É, pois, através do cumprimento de suas
virtudes, bem como do exercício religioso, o qual compreendia atividades como
repetir o nome de Buda, declamar o Sutra, meditar, venerar Guanyin e manter uma dieta vegetariana, que as mulheres
pertencentes às classes letradas alcançariam a iluminação espiritual - marcando
aquilo que Chung-fan Yu [apud Li, 2012, p. 136] denomina “religiosidade
domesticada”.
Contudo, é válido
ressaltar que o lar na China Imperial tardia não se configura apenas como um
sítio de reforço dos papeis de gênero pautados pela ortodoxia confuciana, mas
também um espaço de agência artístico-criativa.
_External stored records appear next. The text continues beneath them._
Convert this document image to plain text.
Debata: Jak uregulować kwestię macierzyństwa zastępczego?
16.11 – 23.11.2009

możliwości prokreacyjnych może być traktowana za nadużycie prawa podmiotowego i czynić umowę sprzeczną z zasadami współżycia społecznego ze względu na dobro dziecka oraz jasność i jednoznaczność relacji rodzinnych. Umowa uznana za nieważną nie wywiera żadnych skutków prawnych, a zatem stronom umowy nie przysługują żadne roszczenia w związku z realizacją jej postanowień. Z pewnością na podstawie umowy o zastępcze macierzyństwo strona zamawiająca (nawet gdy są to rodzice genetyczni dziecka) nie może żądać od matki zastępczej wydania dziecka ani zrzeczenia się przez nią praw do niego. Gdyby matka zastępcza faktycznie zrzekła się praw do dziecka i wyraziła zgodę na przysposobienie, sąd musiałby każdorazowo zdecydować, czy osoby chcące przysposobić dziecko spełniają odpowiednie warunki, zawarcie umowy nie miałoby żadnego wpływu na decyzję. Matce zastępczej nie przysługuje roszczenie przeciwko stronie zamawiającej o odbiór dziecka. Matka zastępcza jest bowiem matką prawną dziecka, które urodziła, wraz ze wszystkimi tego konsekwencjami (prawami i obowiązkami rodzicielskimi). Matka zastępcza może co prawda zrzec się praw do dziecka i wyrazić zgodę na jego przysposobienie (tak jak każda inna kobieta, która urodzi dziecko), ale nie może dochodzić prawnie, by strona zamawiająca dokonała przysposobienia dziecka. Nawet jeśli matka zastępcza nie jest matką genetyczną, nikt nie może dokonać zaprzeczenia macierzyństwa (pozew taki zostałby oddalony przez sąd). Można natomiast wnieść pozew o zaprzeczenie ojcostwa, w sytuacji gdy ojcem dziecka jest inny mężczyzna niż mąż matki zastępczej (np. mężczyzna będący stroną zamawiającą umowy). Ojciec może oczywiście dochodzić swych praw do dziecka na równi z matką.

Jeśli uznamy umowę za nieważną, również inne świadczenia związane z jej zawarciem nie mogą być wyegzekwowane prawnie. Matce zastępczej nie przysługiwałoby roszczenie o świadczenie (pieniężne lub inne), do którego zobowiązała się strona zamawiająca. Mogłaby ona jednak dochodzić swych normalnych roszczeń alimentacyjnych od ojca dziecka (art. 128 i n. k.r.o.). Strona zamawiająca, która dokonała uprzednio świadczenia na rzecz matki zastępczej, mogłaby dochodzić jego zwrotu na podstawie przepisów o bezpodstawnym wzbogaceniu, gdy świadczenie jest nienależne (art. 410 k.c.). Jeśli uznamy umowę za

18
Por meio da crença de que a
feitura própria de ícones religiosos seria uma atitude meritória, mulheres eram
estimuladas a utilizar seus próprios recursos e habilidades para a produção dos
ícones que viriam a adorar. Tal crença abria espaço para negociações de ordem
subjetiva, onde mulheres reivindicavam conhecimento e autoridade artísticos
[Fong, 2004; Li, 2012].
Xiu [bordar]
Voltando-nos aos escritos sobre bordado, competem duas visadas distintas: as representações masculinas e as
femininas. Homens, poetas em sua maioria, usualmente revestem o ato de bordar
em uma aura romântica, beirando o erótico. O imaginário da jovem lânguida que
borda em silêncio, incitando o interesse masculino, tamanho o seu magnetismo,
apresenta-se frequentemente em sua literatura. Mulheres, em geral esposas e
mães, descrevem o bordado como um afazer rotineiro e polissêmico, assumindo
significados educativos, afetivos, intelectuais e espirituais.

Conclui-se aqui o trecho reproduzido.